Oggi come ieri le voci e le penne dell’opportunismo e del riformismo raffigurano come un dogma l’esercizio della violenza rivoluzionaria per la presa del potere da parte delle classi sfruttate. Tuttavia, finora, la pratica storica dimostra che solo coloro che hanno esercitato in modo cosciente e organizzato la violenza rivoluzionaria hanno realizzato cambiamenti radicali rovesciando le basi del sistema capitalista a favore degli operai e dei contadini.

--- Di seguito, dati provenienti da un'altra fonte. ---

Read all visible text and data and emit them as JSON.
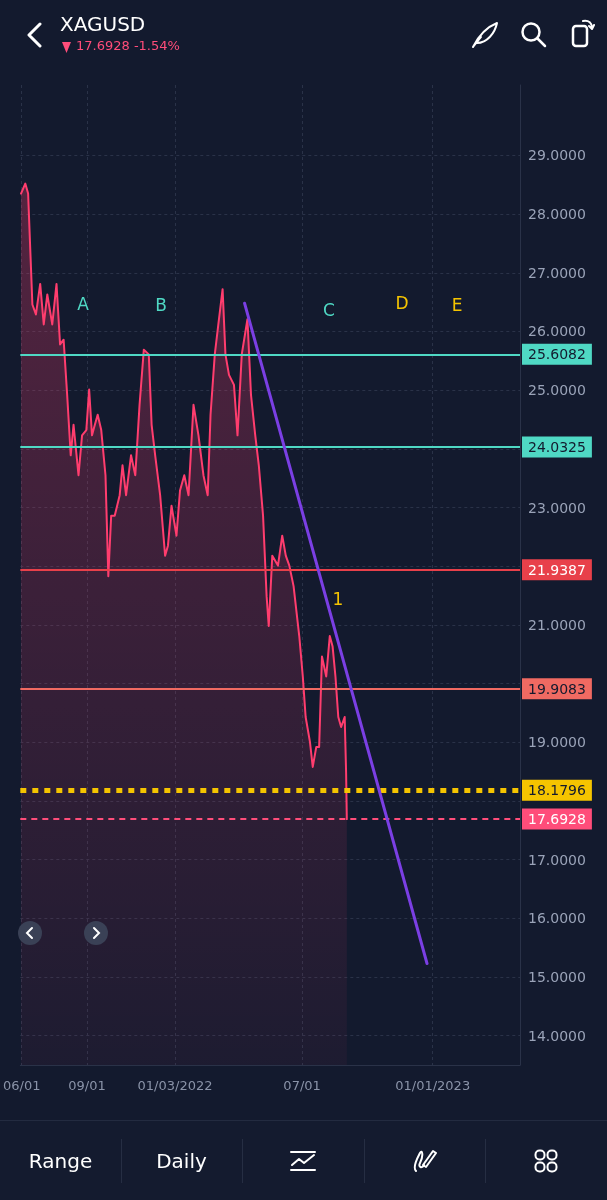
{
  "chart_data": {
    "type": "area",
    "title": "XAGUSD",
    "subtitle": "17.6928 -1.54%",
    "xlim": [
      "2021-05-30",
      "2023-05-04"
    ],
    "xticks": [
      {
        "value": "2021-06-01",
        "label": "06/01"
      },
      {
        "value": "2021-09-01",
        "label": "09/01"
      },
      {
        "value": "2022-01-03",
        "label": "01/03/2022"
      },
      {
        "value": "2022-07-01",
        "label": "07/01"
      },
      {
        "value": "2023-01-01",
        "label": "01/01/2023"
      }
    ],
    "ylim": [
      13.5,
      30.2
    ],
    "yticks": [
      {
        "value": 14,
        "label": "14.0000"
      },
      {
        "value": 15,
        "label": "15.0000"
      },
      {
        "value": 16,
        "label": "16.0000"
      },
      {
        "value": 17,
        "label": "17.0000"
      },
      {
        "value": 18,
        "label": null
      },
      {
        "value": 19,
        "label": "19.0000"
      },
      {
        "value": 20,
        "label": null
      },
      {
        "value": 21,
        "label": "21.0000"
      },
      {
        "value": 22,
        "label": null
      },
      {
        "value": 23,
        "label": "23.0000"
      },
      {
        "value": 24,
        "label": null
      },
      {
        "value": 25,
        "label": "25.0000"
      },
      {
        "value": 26,
        "label": "26.0000"
      },
      {
        "value": 27,
        "label": "27.0000"
      },
      {
        "value": 28,
        "label": "28.0000"
      },
      {
        "value": 29,
        "label": "29.0000"
      }
    ],
    "grid": true,
    "marker": "none",
    "series": [
      {
        "color": "#ff3d6e",
        "x": [
          "2021-05-31",
          "2021-06-06",
          "2021-06-10",
          "2021-06-16",
          "2021-06-21",
          "2021-06-27",
          "2021-07-02",
          "2021-07-07",
          "2021-07-14",
          "2021-07-20",
          "2021-07-25",
          "2021-07-30",
          "2021-08-04",
          "2021-08-09",
          "2021-08-13",
          "2021-08-20",
          "2021-08-25",
          "2021-08-31",
          "2021-09-04",
          "2021-09-08",
          "2021-09-12",
          "2021-09-16",
          "2021-09-21",
          "2021-09-27",
          "2021-10-01",
          "2021-10-05",
          "2021-10-10",
          "2021-10-17",
          "2021-10-21",
          "2021-10-26",
          "2021-11-02",
          "2021-11-08",
          "2021-11-14",
          "2021-11-20",
          "2021-11-27",
          "2021-12-01",
          "2021-12-06",
          "2021-12-13",
          "2021-12-20",
          "2021-12-24",
          "2021-12-29",
          "2022-01-05",
          "2022-01-10",
          "2022-01-16",
          "2022-01-22",
          "2022-01-29",
          "2022-02-05",
          "2022-02-12",
          "2022-02-18",
          "2022-02-22",
          "2022-02-28",
          "2022-03-05",
          "2022-03-11",
          "2022-03-15",
          "2022-03-20",
          "2022-03-27",
          "2022-04-01",
          "2022-04-07",
          "2022-04-15",
          "2022-04-20",
          "2022-04-26",
          "2022-05-01",
          "2022-05-07",
          "2022-05-12",
          "2022-05-15",
          "2022-05-20",
          "2022-05-28",
          "2022-06-03",
          "2022-06-08",
          "2022-06-13",
          "2022-06-19",
          "2022-06-27",
          "2022-07-02",
          "2022-07-06",
          "2022-07-12",
          "2022-07-16",
          "2022-07-21",
          "2022-07-25",
          "2022-07-29",
          "2022-08-04",
          "2022-08-09",
          "2022-08-13",
          "2022-08-17",
          "2022-08-21",
          "2022-08-25",
          "2022-08-30",
          "2022-09-01",
          "2022-09-02"
        ],
        "values": [
          28.35,
          28.52,
          28.35,
          26.46,
          26.29,
          26.81,
          26.12,
          26.63,
          26.12,
          26.81,
          25.78,
          25.86,
          24.92,
          23.89,
          24.41,
          23.55,
          24.23,
          24.32,
          25.01,
          24.23,
          24.41,
          24.58,
          24.32,
          23.55,
          21.83,
          22.86,
          22.86,
          23.21,
          23.72,
          23.21,
          23.89,
          23.55,
          24.75,
          25.69,
          25.61,
          24.41,
          23.89,
          23.21,
          22.18,
          22.35,
          23.03,
          22.52,
          23.29,
          23.55,
          23.21,
          24.75,
          24.23,
          23.55,
          23.21,
          24.58,
          25.61,
          26.12,
          26.72,
          25.61,
          25.26,
          25.09,
          24.23,
          25.61,
          26.21,
          24.92,
          24.23,
          23.72,
          22.86,
          21.49,
          20.98,
          22.18,
          22.01,
          22.52,
          22.18,
          22.01,
          21.66,
          20.81,
          20.12,
          19.43,
          19.01,
          18.58,
          18.92,
          18.92,
          20.46,
          20.12,
          20.81,
          20.63,
          20.12,
          19.43,
          19.26,
          19.43,
          18.49,
          17.69
        ]
      },
      {
        "type": "line",
        "color": "#7b3fe4",
        "x": [
          "2022-04-11",
          "2022-12-24"
        ],
        "values": [
          26.48,
          15.23
        ]
      }
    ],
    "ref_lines": [
      {
        "axis": "y",
        "value": 25.6082,
        "label": "25.6082",
        "color": "#4fd8c4",
        "line_style": "solid"
      },
      {
        "axis": "y",
        "value": 24.0325,
        "label": "24.0325",
        "color": "#4fd8c4",
        "line_style": "solid"
      },
      {
        "axis": "y",
        "value": 21.9387,
        "label": "21.9387",
        "color": "#e8404a",
        "line_style": "solid"
      },
      {
        "axis": "y",
        "value": 19.9083,
        "label": "19.9083",
        "color": "#f06a62",
        "line_style": "solid"
      },
      {
        "axis": "y",
        "value": 18.1796,
        "label": "18.1796",
        "color": "#f5c400",
        "line_style": "dotted"
      },
      {
        "axis": "y",
        "value": 17.6928,
        "label": "17.6928",
        "color": "#ff4d7a",
        "line_style": "dashed"
      }
    ],
    "annotations": [
      "A",
      "B",
      "C",
      "D",
      "E",
      "1",
      "Range",
      "Daily"
    ]
  }
}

Gli esempi e i riferimenti storici sono evidenti nonostante i loro detrattori: la Rivoluzione Socialista d’Ottobre e al suo momento la Rivoluzione Cubana, solo per menzionarne alcuni. E in questo senso, la stessa esperienza storica dimostra che nella costruzione del socialismo, se non si ha chiaro il ruolo del Partito comunista come dirigente della rivoluzione, nella sua composizione operaia, nei principi del marxismo-leninismo come quello della dittatura del proletariato e dello stesso esercizio della violenza da parte dello Stato rivoluzionario, la reazione contrattacca e può prendere il potere politico e economico. Noi comunisti non possiamo continuare a commettere gli stessi errori nel nostro cammino storico. E’ dovere dei rivoluzionari non perdere i principi delle nostre concezioni politiche e ideologiche che la stessa realtà ci dimostra nella lotta dei nostri popoli per la loro emancipazione. Oggi che le contraddizioni del sistema capitalista sono più evidenti, mentre la classe operaia comincia a rafforzare la sua capacità organizzativa e politica, la violenza rivoluzionaria si rende necessaria come un mezzo per strappare il potere ai monopoli e conquistare una pace duratura, solo nel socialismo.
* Direttore di El Comunista, organo del Comitato Centrale del Partito Comunista del Messico.